Our examination of these phenomena involves observing the effect of unilaterally directed attention on brain activation driven by bilateral rapid serial presentation of visual stimuli. If indeed autism involves a failure of early selectivity, one could expect not only an absent effect of left-directed versus right-directed attention in ventral occipital visual areas, but also a heightened effect in intraparietal cortex, as this higher-level process becomes overloaded with demands to suppress stimuli from the irrelevant hemifield. In order to test this hypothesis, we applied fMRI (1) to map the specific loci of attention-related activations within ventral occipital and intraparietal cortices in individual subjects and (2) within these individually identified loci, to quantify the effect of left-hemifield versus right-hemifield foci of attention on the level of brain activation. Superior parietal lobule, a region known to be involved in visual spatial attention, was also included for purposes of comparison.
Because of individual variability in the detailed anatomy of intraparietal sulcus [64,11] and because of the small number of high-functioning, compliant subjects available, in our attention comparison we have purposely avoided analytical techniques based on blurring the data and warping onto a standard reference brain.
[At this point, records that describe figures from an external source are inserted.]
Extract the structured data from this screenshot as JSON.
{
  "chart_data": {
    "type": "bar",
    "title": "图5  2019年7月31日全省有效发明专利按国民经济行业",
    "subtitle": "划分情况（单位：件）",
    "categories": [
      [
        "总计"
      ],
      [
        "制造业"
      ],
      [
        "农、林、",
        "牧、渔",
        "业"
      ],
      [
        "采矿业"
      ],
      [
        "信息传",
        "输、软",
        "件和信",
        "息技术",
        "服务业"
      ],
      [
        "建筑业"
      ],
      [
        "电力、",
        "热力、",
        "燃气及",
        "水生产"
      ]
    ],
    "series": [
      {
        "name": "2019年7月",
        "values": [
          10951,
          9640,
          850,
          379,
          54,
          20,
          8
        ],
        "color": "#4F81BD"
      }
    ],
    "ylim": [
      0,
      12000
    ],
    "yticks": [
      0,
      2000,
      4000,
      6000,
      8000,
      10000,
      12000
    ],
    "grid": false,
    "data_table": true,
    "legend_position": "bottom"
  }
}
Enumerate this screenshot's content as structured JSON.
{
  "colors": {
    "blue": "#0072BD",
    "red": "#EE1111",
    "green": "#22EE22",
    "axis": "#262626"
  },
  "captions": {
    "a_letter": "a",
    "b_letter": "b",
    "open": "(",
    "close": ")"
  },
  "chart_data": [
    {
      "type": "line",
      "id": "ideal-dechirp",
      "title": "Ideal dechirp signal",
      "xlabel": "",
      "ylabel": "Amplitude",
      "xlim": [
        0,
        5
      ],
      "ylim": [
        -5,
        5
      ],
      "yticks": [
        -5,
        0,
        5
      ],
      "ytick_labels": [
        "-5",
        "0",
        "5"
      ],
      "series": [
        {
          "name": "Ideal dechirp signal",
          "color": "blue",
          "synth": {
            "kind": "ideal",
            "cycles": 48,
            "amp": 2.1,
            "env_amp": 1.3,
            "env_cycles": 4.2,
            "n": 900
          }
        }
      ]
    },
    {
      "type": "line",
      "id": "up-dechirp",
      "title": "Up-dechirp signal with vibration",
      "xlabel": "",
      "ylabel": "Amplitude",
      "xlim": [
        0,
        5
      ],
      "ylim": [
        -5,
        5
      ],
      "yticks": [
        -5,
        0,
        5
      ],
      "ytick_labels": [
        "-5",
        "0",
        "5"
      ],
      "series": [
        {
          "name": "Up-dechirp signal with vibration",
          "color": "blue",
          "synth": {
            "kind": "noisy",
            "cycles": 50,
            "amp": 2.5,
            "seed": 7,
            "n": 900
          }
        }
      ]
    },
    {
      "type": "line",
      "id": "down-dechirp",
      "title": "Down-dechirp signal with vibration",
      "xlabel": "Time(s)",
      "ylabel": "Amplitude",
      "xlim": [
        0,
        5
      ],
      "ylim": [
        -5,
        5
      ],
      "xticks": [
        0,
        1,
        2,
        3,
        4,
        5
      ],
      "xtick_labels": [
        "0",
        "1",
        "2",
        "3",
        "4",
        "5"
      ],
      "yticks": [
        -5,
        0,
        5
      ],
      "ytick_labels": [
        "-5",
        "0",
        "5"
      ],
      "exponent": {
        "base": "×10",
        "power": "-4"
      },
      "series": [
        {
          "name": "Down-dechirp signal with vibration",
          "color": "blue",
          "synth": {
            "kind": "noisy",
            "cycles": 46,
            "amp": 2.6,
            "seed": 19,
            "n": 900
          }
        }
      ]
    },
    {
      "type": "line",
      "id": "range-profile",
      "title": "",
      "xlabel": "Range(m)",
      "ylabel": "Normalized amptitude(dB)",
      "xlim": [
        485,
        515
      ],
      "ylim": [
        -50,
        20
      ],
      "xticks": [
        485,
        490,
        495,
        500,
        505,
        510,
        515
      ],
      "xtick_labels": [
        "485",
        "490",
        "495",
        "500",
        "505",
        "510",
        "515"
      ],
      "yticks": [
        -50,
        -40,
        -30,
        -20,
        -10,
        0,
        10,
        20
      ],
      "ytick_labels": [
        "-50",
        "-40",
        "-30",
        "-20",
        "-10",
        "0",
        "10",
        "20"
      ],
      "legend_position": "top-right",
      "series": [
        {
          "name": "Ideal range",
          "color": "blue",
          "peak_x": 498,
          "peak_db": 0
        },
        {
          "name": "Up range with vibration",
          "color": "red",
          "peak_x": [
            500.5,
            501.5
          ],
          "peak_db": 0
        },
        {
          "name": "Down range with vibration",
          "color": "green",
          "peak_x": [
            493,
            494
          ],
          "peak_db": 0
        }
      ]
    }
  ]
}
The within-subjects region-of-interest approach that we apply has been suggested by several authors as a way of dealing with anatomical variations between individuals [66,24,90,11] and between groups of patients and controls [75,70,63,16,1]. Our statistical methods are tailored to this approach of detailed within-subjects analysis of a small sample: our technique of permutation testing is more powerful than the analogous parametric techniques [10] and is particularly suited to the problem of detecting differences between small groups of subjects [65]. Other fMRI studies on groups as small as six subjects with autism [72,7,70] have yielded significant results.